Dari data di atas menunjukkan bahwa tidak ada satu kelompok masyarakat yang selamat dari perilaku kejahatan kekerasan. Apalagi yang rentan menjadi korban kekerasan adalah pada anak-anak. Kekerasan seksual pada anak tidak memandang agama, latar belakang dan siapa yang menjadi pelaku juga korban.
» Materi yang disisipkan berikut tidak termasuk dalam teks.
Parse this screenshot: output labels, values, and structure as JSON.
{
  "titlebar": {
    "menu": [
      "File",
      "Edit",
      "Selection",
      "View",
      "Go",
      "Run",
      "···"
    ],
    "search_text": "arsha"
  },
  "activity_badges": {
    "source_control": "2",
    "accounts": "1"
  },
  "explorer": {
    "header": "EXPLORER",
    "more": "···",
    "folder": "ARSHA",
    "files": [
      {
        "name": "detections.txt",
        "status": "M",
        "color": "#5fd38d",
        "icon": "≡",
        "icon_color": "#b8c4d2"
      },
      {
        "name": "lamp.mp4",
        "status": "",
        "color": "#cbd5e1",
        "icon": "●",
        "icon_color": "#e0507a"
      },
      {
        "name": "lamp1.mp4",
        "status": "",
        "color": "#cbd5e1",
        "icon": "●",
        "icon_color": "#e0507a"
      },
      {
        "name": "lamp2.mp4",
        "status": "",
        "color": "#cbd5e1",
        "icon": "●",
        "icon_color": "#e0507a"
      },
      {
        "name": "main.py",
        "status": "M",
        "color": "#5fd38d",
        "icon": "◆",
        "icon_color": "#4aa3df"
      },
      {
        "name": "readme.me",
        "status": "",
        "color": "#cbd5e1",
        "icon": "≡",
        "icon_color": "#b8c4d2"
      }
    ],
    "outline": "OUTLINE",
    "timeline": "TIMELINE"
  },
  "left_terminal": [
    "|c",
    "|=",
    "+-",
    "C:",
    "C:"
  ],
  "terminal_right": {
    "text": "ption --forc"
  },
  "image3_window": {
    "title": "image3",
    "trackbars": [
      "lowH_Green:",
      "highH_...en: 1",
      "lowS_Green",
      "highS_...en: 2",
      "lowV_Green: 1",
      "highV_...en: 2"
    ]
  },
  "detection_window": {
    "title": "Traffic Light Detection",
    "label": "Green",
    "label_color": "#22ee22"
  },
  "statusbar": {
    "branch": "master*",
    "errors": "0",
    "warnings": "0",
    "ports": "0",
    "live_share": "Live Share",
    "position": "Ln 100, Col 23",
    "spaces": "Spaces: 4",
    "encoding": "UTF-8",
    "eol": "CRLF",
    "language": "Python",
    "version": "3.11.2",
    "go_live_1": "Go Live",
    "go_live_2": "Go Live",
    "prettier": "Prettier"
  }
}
Mirisnya, peristiwa kekerasan seksual ini bahkan dilakukan oleh anak-anak sekolah di bangku SD yang menjadi pelaku. Tapi, yang menjadi pusat perhatiannya, kenapa anak di bawah umur bisa menjadi pelaku kejahatan seksual? Padahal masih seumur jagung, yang seharusnya mereka lebih fokus belajar, menghafal, dan menikmati masa bermain.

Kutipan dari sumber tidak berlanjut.